Ministry says children not fully immunised will not be admitted to school
THE health ministry has reminded parents that their children will not be admitted to schools next month if they are not fully immunised. The new school year starts on September 6.
Dr Christine Hammond-Gabbadon, acting director of the Family Health Services Unit in the ministry, said if parents were unsure of whether or not their children were fully immunized for their age, they should consult their public health nurse to be advised of what was needed and have their schedule updated.
“If you have been getting immunisation at an health centre, then they have a tracking register and if you have lost the card, you can get back the information from the health centre you have been to before. By law, the schools are not allowed to take the child in without immunisation and the parents are not allowed to say they don’t want their child to get it,” Dr Hammond-Gabbadon told JIS News. “There might be certain exceptions for medical reasons, but that’s about it,” she added.

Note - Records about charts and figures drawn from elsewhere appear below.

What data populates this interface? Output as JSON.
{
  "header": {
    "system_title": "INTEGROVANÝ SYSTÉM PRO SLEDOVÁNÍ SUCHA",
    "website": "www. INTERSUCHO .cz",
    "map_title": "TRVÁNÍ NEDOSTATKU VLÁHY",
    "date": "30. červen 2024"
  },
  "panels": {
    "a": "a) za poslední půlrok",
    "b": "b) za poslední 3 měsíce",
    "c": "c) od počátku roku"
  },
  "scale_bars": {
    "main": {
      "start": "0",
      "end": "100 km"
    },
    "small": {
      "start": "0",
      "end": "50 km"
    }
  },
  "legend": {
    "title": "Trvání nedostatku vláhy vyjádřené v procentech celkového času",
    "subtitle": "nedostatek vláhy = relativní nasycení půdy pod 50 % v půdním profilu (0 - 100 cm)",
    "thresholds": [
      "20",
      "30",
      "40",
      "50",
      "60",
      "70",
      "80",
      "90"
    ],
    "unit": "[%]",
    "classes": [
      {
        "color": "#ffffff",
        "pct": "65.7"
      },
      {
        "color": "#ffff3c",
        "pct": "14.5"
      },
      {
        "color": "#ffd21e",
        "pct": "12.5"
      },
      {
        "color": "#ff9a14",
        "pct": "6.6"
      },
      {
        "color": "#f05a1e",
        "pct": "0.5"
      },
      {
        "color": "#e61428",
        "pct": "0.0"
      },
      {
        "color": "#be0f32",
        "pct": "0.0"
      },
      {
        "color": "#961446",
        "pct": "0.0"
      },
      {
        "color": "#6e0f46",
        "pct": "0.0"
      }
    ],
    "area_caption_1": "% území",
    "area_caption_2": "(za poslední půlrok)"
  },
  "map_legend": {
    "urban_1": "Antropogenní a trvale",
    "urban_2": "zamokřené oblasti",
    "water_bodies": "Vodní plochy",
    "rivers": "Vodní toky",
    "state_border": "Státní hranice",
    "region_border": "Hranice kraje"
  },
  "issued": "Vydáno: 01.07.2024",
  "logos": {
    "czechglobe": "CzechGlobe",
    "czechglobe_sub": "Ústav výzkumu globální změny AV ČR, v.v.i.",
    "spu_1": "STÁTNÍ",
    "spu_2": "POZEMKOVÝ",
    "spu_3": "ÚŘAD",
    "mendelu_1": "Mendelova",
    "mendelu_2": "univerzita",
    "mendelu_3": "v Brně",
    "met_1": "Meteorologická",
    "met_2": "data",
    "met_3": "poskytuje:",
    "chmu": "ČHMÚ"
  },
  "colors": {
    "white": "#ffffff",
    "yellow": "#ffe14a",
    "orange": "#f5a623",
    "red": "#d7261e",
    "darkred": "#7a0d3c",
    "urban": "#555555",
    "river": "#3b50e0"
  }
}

Medical exemptions, she said, include cases where children are immuno compromised, that is, if the child is receiving treatment for diseases of the immune system such as HIV/AIDS or cancer.
“Then, you wouldn’t want to give a live vaccine. Vaccines are killed or very weakened parts of the germ, so if somebody has an immune system disease, that would reduce their immune levels, so they can’t react in the normal way to the vaccine and there are certain vaccines that we would not give, such as the oral polio and the live measles vaccine,” Hammond-Gabbadon explained.
She said the health ministry has been offering daily immunisation at its regional health centres, which already have set days on which they conduct child welfare visits or ‘baby clinics’, where parents bring their children to be immunised.
She told JIS News that the number of children being targeted in specific age cohorts was in the region of 60,000, which would include children in basic schools, those entering grade one and those entering high schools. “The immunization law speaks to children up to age seven. By law, they have to be fully immunised for school, which means the primary series and the two boosters at 18 months and age four (respectively). By the time a child enters grade one, they would have had these,” she said.
Dr Hammond-Gabbadon pointed out that full immunisation for an 18-month-old child was different from full immunisation for a six year-old and as such, the ministry was no longer stamping the card “fully immunized”, because, “if you are one year-old and you have had your one-year-old shot, then you are fully immunised, but at 18 months if you don’t get that booster, then you are not fully immunized”.
She said the aim of the Family Health Unit was to achieve at least 90 per cent coverage for children 12 to 23 months and that this thrust had been going fairly well with coverage presently at 80 per cent.